Правда, все то, что произошло после ареста, за стенами тюрьмы по-прежнему оставалось для меня тайной. Но я и не надеялся раскрыть ее. За всю историю советской власти ни один историк никогда не видел документов о внутренней жизни следственных камер и расстрельных дворов. И тем не менее случилось невозможное: тяжелые двери архива КГБ ненадолго приоткрылись предо мной. В апреле 1965 года в Москве, в Генеральной прокуратуре СССР, мне выдали десять толстых папок с надписью «Хранить вечно» — дело государственного преступника Н. И. Вавилова. № 1500.
Там было рассказано, как и почему академик был арестован, какие бумаги были взяты на обыске в квартире и институте, как его допрашивали, кто на него доносил, к чему его приговорили и как он погиб.
Получить эти секретнейшие из секретных бумаг помогла не только политическая послехрущевская оттепель, но и сложная игра, которую я вел с властями более десяти лет.

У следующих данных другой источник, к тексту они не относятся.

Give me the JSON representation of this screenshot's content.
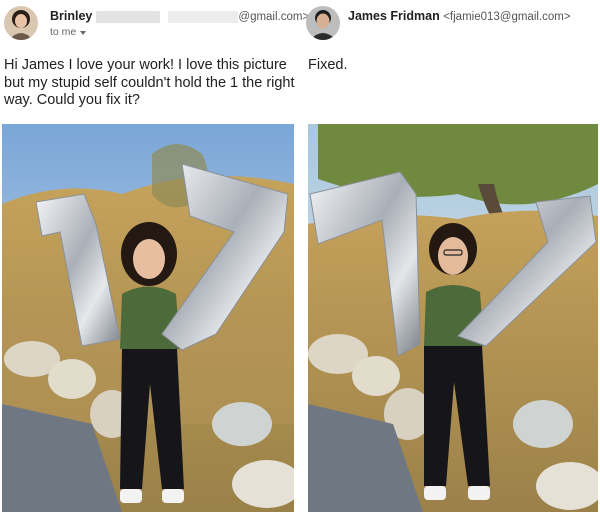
{
  "left_email": {
    "sender_name": "Brinley",
    "sender_email_suffix": "@gmail.com>",
    "to_label": "to me",
    "body": "Hi James I love your work! I love this picture but my stupid self couldn't hold the 1 the right way. Could you fix it?",
    "avatar_icon": "person-avatar-icon",
    "photo_icon": "woman-with-balloons-photo"
  },
  "right_email": {
    "sender_name": "James Fridman",
    "sender_email": "<fjamie013@gmail.com>",
    "body": "Fixed.",
    "avatar_icon": "person-avatar-icon",
    "photo_icon": "woman-with-balloons-photo"
  },
  "colors": {
    "text": "#202124",
    "muted": "#666666",
    "redaction": "#e3e3e3",
    "balloon_silver": "#c9ccd1"
  }
}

Я писал биографии. В СССР ни одна биография сколько-нибудь значительного писателя, ученого, художника не обходится без трагедий. В моих книгах редакторы отсекали исторические факты точь-в-точь по то место, где начинались трагедии. Никто не разрешил бы мне в книге о бактериологе Владимире Хавкине написать, что он был сионистом и не пожелал вернуться из эмиграции в СССР; что создатель первых в мире антибиотиков Игнатий Шиллер был затравлен в СССР антисемитами и умер неведомым миру; что гениальный эстонский хирург Арнольд Сеппо, умеющий делать уникальные живые человеческие суставы, четверть века подвергался травле, а методы его не распространялись только оттого, что доктор Сеппо однажды не поладил с секретарем парторганизации. Этих фактов в моих книгах не было, я соглашался на это, и такое согласие расценивалось властями как моя абсолютная лояльность. Лояльность мне и помогла.

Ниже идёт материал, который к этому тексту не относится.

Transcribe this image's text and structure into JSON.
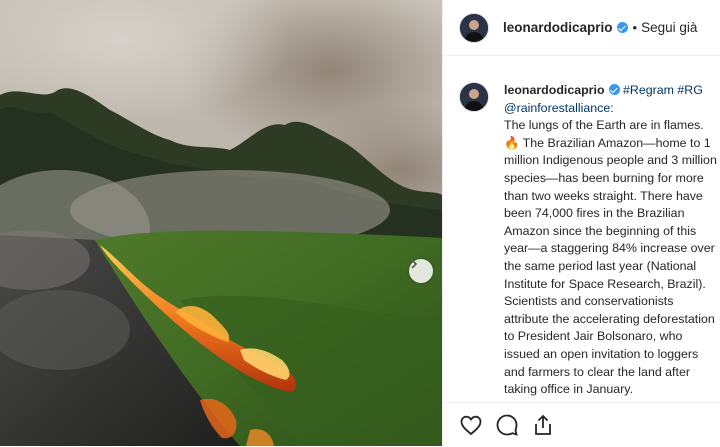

В самом начале 1965 года я написал в секретариат Союза писателей СССР вполне официальное и законопослушное письмо: я вот работаю над книгой о великом советском ученом Вавилове, лауреате премии Ленина, и прочая и прочая, но возникла закавыка: в конце жизни у моего героя были какие-то неприятности с компетентными органами, хотя ныне он реабилитирован; так нельзя ли познакомиться с его следственным делом. Нет, нет, не для того, чтобы описывать, не дай бог, действия наших славных чекистов, а единственно для того, чтобы узнать причину ареста: был ли Вавилов арестован в результате научных споров, которые он вел со своими противниками, или дело его сугубо политическое. Предназначалось письмо некоему Воронкову — секретарю Союза писателей по организационным вопросам. На этой должности в писательской организации пребывает, как правило, полковник или генерал КГБ, надзирающий за писателями, так сказать, изнутри. Воронков получил мое письмо в разгар «оттепели», навел справки, узнал, что книги я пишу какие требуются, в политической нелояльности не замечен, и отправил мое ходатайство заместителю Генерального прокурора СССР с припиской, что, мол, писатель Поповский человек вполне «наш», если можно, то дайте ему посмотреть, что там ему для работы надо. И дали.
Следует пояснить, что и чиновник КГБ, сидящий в недрах Союза писателей, и высокопоставленный чиновник прокуратуры, к которому пошла моя просьба, отлично знали, что никакие описания карательной деятельности тайной полиции СССР на страницы советских книг никогда не попадают. Надзор за этим возложен на цензуру, которая также является одним из отделов КГБ. Так что опасаться меня в этом отношении не приходится: что бы я ни написал — цензура вымарает. Ну, а познакомить «благонамеренного» писателя с материалами, которые имеют какое-то отношение к его герою, — это в оттепельные дни в качестве поощрения считалось возможным. Короче, в один для меня прекрасный день я был приглашен в кабинет заместителя Генерального прокурора СССР Малярова и после краткого допроса (я продолжал утверждать, что следственное дело Вавилова нужно мне только для общей ориентации) получил доступ к сверхсекретным бумагам.
Мне выдали пропуск, и я стал ходить в прокуратуру каждое утро, как на службу. Брал я с собой из дома чистую школьную тетрадку. С тетрадкой этой проходил в кабинет какого-то крупного чиновника юстиции и садился за стол, стоящий напротив его стола. Чиновник в своем темнозеленом шитом мундире, с усами и бакенбардами, был похож на швейцара в богатом доме. Он очень торжественно доставал из личного сейфа очередной том вавиловского дела и молча клал передо мной. Мое присутствие в кабинете явно было ему неприятно. Но так как времена после падения Хрущева оставались неясными, туманными, то старый служака, хотя всем видом своим и выражал мне свое презрение, не смел оспаривать приказа начальства, которое зачем-то разрешает писателю смотреть секретные бумаги. Так мы и сидели друг против друга молча, предаваясь взаимной антипатии.